Em Oviedo o encontrou Norberto dirigido pelas informações do espanhol, a cujos parentes Bernardo fora recomendado.
- Ricardina?! Vens sem ela, meu amigo?! - exclamou o foragido.
Norberto encarou-o com a cabeça altiva, e disse vigorosamente:
- Vossa Senhoria é homem?
- Se sou homem! Porque me fazes semelhante pergunta?
- Tem ânimo?
- Tenho!... Que vais dizer-me?
- Olhe lá! Eu gosto de um homem, que este, ainda que todos os diabos do Inferno se levantem contra ele, não dê de si! Nas ocasiões é que se mostra quem vai coa cara para diante, e não há nada que o faça ir a terra!
- Conta comigo para tudo, Norberto! - disse Bernardo entusiasticamente, persuadido da precisão de algum arriscado arrojo a fim de tirar Ricardina das presas do pai. - É necessário voltar a Portugal?
- Deus nos guarde disso! - atalhou o Calvo. - Se o lá pilhassem, enforcavam-no!
- Então que é?
- Que é, Sr. Doutor? É que a Sr.ª D. Ricardina...
- Que é?
- Morreu.
- Quê? - bradou Bernardo apertando as fontes com as mãos convulsivas, e oscilando nas pernas, que fraquejavam gradualmente, a ponto de vergarem.
Norberto cresceu para ele, apertou-o pela cintura, e, amparando-o na queda, exclamou:
- Então que homem é o senhor?

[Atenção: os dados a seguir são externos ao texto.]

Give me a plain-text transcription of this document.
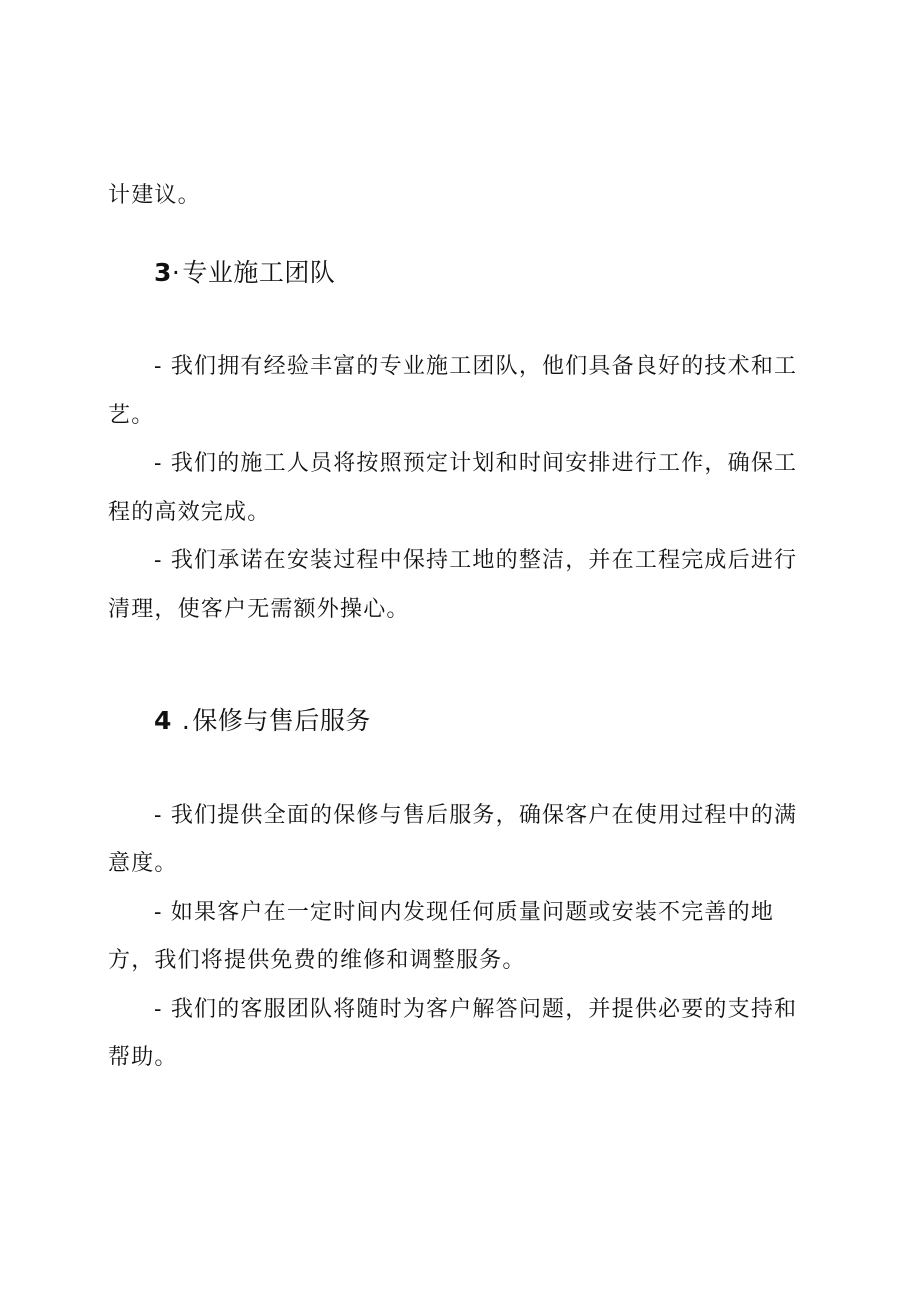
计建议。
3·专业施工团队
- 我们拥有经验丰富的专业施工团队，他们具备良好的技术和工
艺。
- 我们的施工人员将按照预定计划和时间安排进行工作，确保工
程的高效完成。
- 我们承诺在安装过程中保持工地的整洁，并在工程完成后进行
清理，使客户无需额外操心。
4 .保修与售后服务
- 我们提供全面的保修与售后服务，确保客户在使用过程中的满
意度。
- 如果客户在一定时间内发现任何质量问题或安装不完善的地
方，我们将提供免费的维修和调整服务。
- 我们的客服团队将随时为客户解答问题，并提供必要的支持和
帮助。
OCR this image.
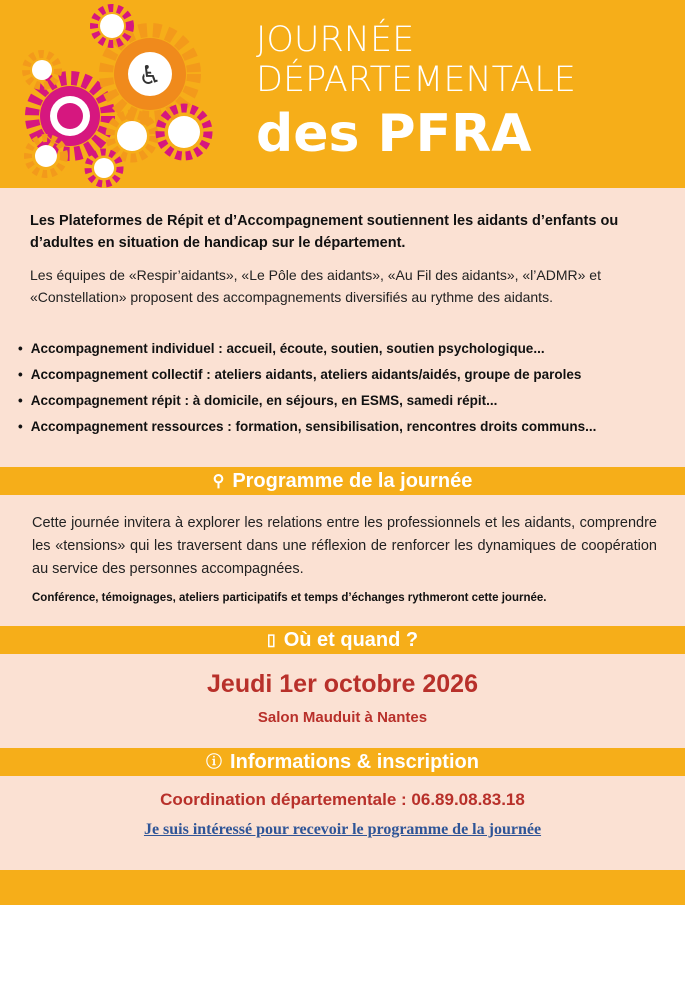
♿
JOURNÉE
DÉPARTEMENTALE
des PFRA
Les Plateformes de Répit et d’Accompagnement soutiennent les aidants d’enfants ou d’adultes en situation de handicap sur le département.
Les équipes de «Respir’aidants», «Le Pôle des aidants», «Au Fil des aidants», «l’ADMR» et «Constellation» proposent des accompagnements diversifiés au rythme des aidants.
• Accompagnement individuel : accueil, écoute, soutien, soutien psychologique...
• Accompagnement collectif : ateliers aidants, ateliers aidants/aidés, groupe de paroles
• Accompagnement répit : à domicile, en séjours, en ESMS, samedi répit...
• Accompagnement ressources : formation, sensibilisation, rencontres droits communs...
⚲ Programme de la journée
Cette journée invitera à explorer les relations entre les professionnels et les aidants, comprendre les «tensions» qui les traversent dans une réflexion de renforcer les dynamiques de coopération au service des personnes accompagnées.
Conférence, témoignages, ateliers participatifs et temps d’échanges rythmeront cette journée.
▯ Où et quand ?
Jeudi 1er octobre 2026
Salon Mauduit à Nantes
ⓘ Informations & inscription
Coordination départementale : 06.89.08.83.18
Je suis intéressé pour recevoir le programme de la journée
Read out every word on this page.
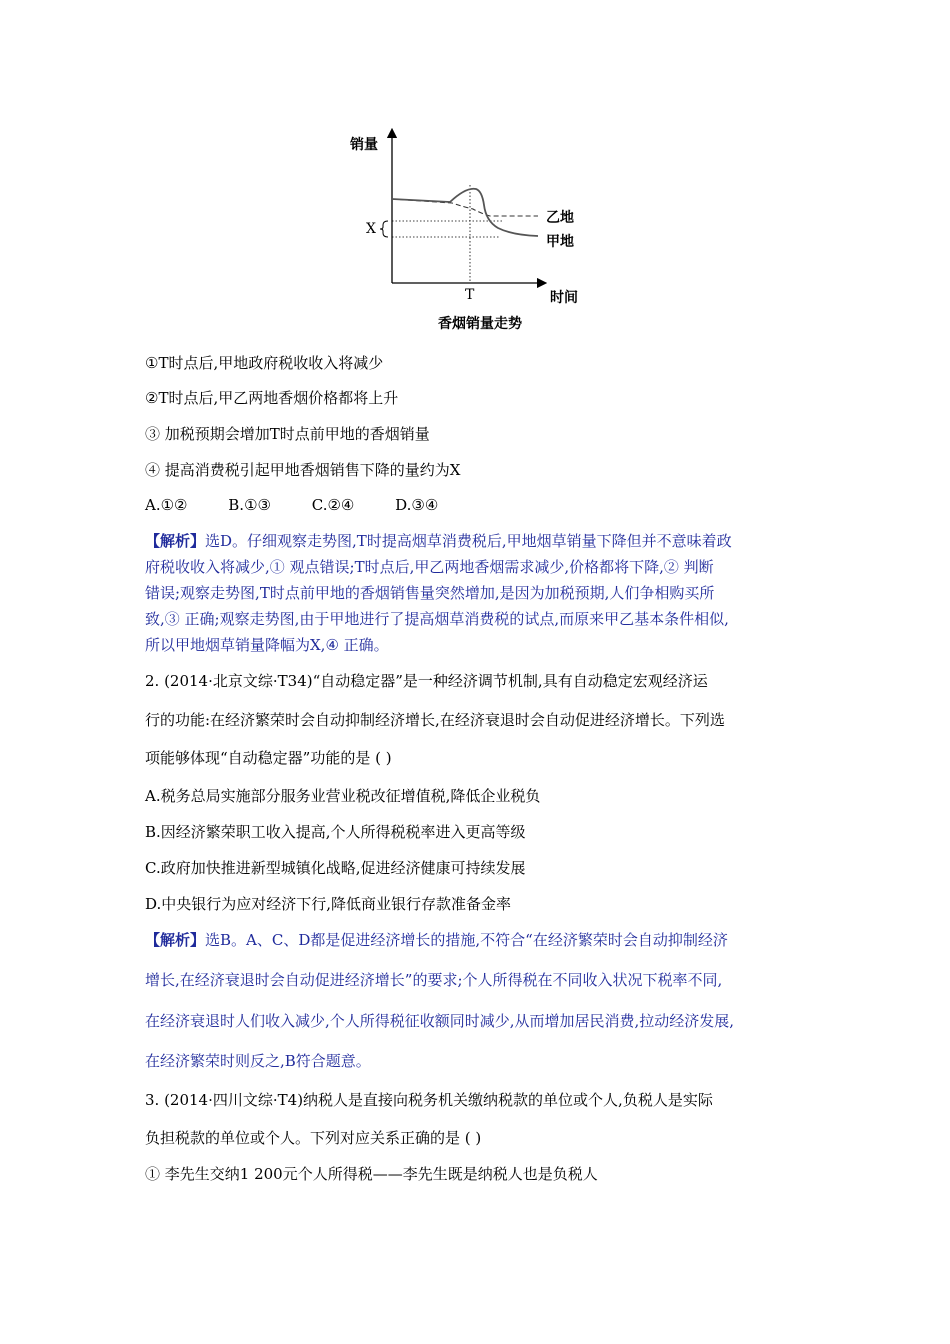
销量
时间
T
X
乙地
甲地
香烟销量走势
①T时点后,甲地政府税收收入将减少
②T时点后,甲乙两地香烟价格都将上升
③ 加税预期会增加T时点前甲地的香烟销量
④ 提高消费税引起甲地香烟销售下降的量约为X
A.①②	B.①③	C.②④	D.③④
【解析】选D。仔细观察走势图,T时提高烟草消费税后,甲地烟草销量下降但并不意味着政
府税收收入将减少,① 观点错误;T时点后,甲乙两地香烟需求减少,价格都将下降,② 判断
错误;观察走势图,T时点前甲地的香烟销售量突然增加,是因为加税预期,人们争相购买所
致,③ 正确;观察走势图,由于甲地进行了提高烟草消费税的试点,而原来甲乙基本条件相似,
所以甲地烟草销量降幅为X,④ 正确。
2. (2014·北京文综·T34)“自动稳定器”是一种经济调节机制,具有自动稳定宏观经济运
行的功能:在经济繁荣时会自动抑制经济增长,在经济衰退时会自动促进经济增长。下列选
项能够体现“自动稳定器”功能的是 ( )
A.税务总局实施部分服务业营业税改征增值税,降低企业税负
B.因经济繁荣职工收入提高,个人所得税税率进入更高等级
C.政府加快推进新型城镇化战略,促进经济健康可持续发展
D.中央银行为应对经济下行,降低商业银行存款准备金率
【解析】选B。A、C、D都是促进经济增长的措施,不符合“在经济繁荣时会自动抑制经济
增长,在经济衰退时会自动促进经济增长”的要求;个人所得税在不同收入状况下税率不同,
在经济衰退时人们收入减少,个人所得税征收额同时减少,从而增加居民消费,拉动经济发展,
在经济繁荣时则反之,B符合题意。
3. (2014·四川文综·T4)纳税人是直接向税务机关缴纳税款的单位或个人,负税人是实际
负担税款的单位或个人。下列对应关系正确的是 ( )
① 李先生交纳1 200元个人所得税——李先生既是纳税人也是负税人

Tem ânimo ou não tem? Sr. Bernardo, pela alma do seu pai e do seu irmão, não seja fraco! Eu vim aqui para estar com vossa senhoria nesta ocasião, e olhe que nunca mais o deixo. Hei de ir com o meu amigo para toda a parte. A minha pobre ama morreu; mas cá fica o senhor para eu lhe dar toda a minha vida e coração. Sr. Doutor!... então!... Volte a si, e seja forte; que não há remédio senão ter paciência!
Bernardo Moniz não o ouvia. O Calvo, conquanto lhe visse os olhos muito abertos, e sentisse o arquejante respirar de vaporação ardente, apalpava-lhe o coração, receando não lhe ouvir os latejos.